Text
Berteman Dengan Kematian : Catatan Gadis Lupus
Novel Berteman dengan Kematian karya Sinta Ridwan mengkisahkan tentang kehidupan si penulis. Dimana, ia divonis mati karena sakitnya. Sehingga ia harus tetap berjuang menikmati sisa waktu hidupnya.
Sinta Ridwan lahir di keluarga yang tidak utuh atau broken home. Dia ada sosok perempuan yang pekerja keras, pintar, kreatif, dan unik.
Dia adalah mahasiswa di kampus Padjadjaran Bandung dengan jurusan sastra. Sesuai minatnya, Sinta memang seorang penggila sastra yang sangat unik.
Kemudian, Sinta melanjutkan S2 di Padjajaran Bandung dengan jurusan Filologi. Keren, kan? terlebih dia juga membiayai kuliahnya sendiri loh.
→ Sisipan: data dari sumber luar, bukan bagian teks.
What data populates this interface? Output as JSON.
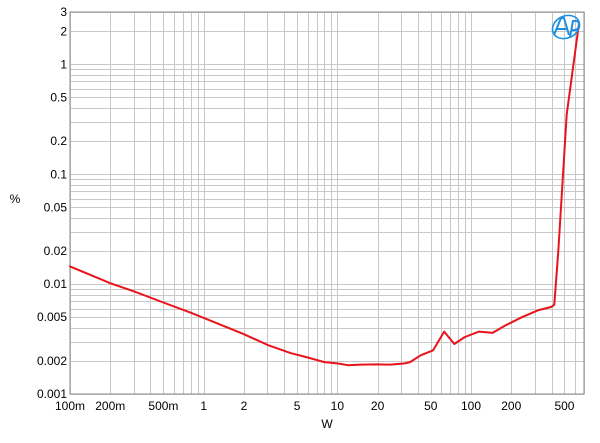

Memang tidak ada yang sempurna dalam kehidupan. Hal tersebut pun juga dirasakan oleh Sinta. Ia mengidap penyakit yang tergolong langka dan mematikan yaitu sakit autoimun ataupun lupus.
Dia tak pernah menduga saat divonis sakit lupus oleh dokter. Penyakit ini benar-benar membuat tubuh Sinta menjadi melemah setiap hari.
Sinta berjuang untuk membuat hari-harinya lebih bermakna menjelang kematian.
Ketika, dia mengetahui sakit lupus, hal yang selalu terbayangkan olehnya adalah kematian.
Kini, kematian bukanlah hal yang menakutkan baginya. Tetapi, kematian adalah teman akranmya yang membuat waktu di setiap harinya menjadi begitu berharga dan bermakna.
Sinta selalu memberikan semangat dan senyuman kepada semua orang yang ada di sekitarnya. Terutama, kepada orang yang mengalami sakit lupus, seperti dirinya. Karena memang pada akhirnya, setiap orang akan mengakhiri hidupnya.
Di usianya yang ke-25 tahun, akhirnya ia dapat membuat sebuah karya dan selalu membagikan senyuman yang indah kepada orang-orang di sekitarnya.
Meskipun, dia sudah divonis akan kematiannya. Tetapi, Sinta tetap semangat menulis banyak karya seperti mengkaji naskah kuno, menulis puisi dan novel.
Suatu waktu, ketika mengikuti perjalanan dari Bali ke Bandung, ia bergelut dengan sakitnya. Teman-temannya begitu iba melihatnya, tetapi ada pula yang menertawakannya. Sinta begitu kuat menahan sakitnya hingga ia terlelap di dalam bus.
Meskipun sakit Lupus, Sinta tidak mengikuti anjuran dokter untuk selalu mengkonsumsi obat kimiawi. Hingga saat ia mengikuti seminar tentang sakit Lupus. Ia hanya meyakinkan dirinya tetap bisa hidup bahagia tanpa konsumsi obat.
Di selembar terakhir bukunya, ia menuliskan pernyataan bahwa, “Aku mau hidup seribu tahun lagi”.
Semangat hidup tokoh Sinta dalam buku ini benar-benar begitu terasa. Sudah diceritakan dalam novel, Sinta adalah gadis remaja yang sudah mengalami banyak masalah pahit dalam kehdiupannya.
Dia tidak hanya mengalami penderitaan psikologis karena keluarganya. Ia pun harus mencari uang sendiri untuk kuliah. Hingga ia harus menerima sakit lupus pada fisiknya.
Ketika ia bertemu dengan orang yang sakit lupus, Sinta tak ingin berlarut dalam kesedihan. Ia justru hanya ingin meyakinkan bahwa selama masih diberikan kehidupan Sinta harus tetap hidup dengan bahagia.
Kematian bukanlah hal yang harus ditakutkan, ia begitu dekat. Hingga ia menjadikan kematian sebagai temannya. Yang ia takutkan hanyalah ia mati dalam keadaan sendirian.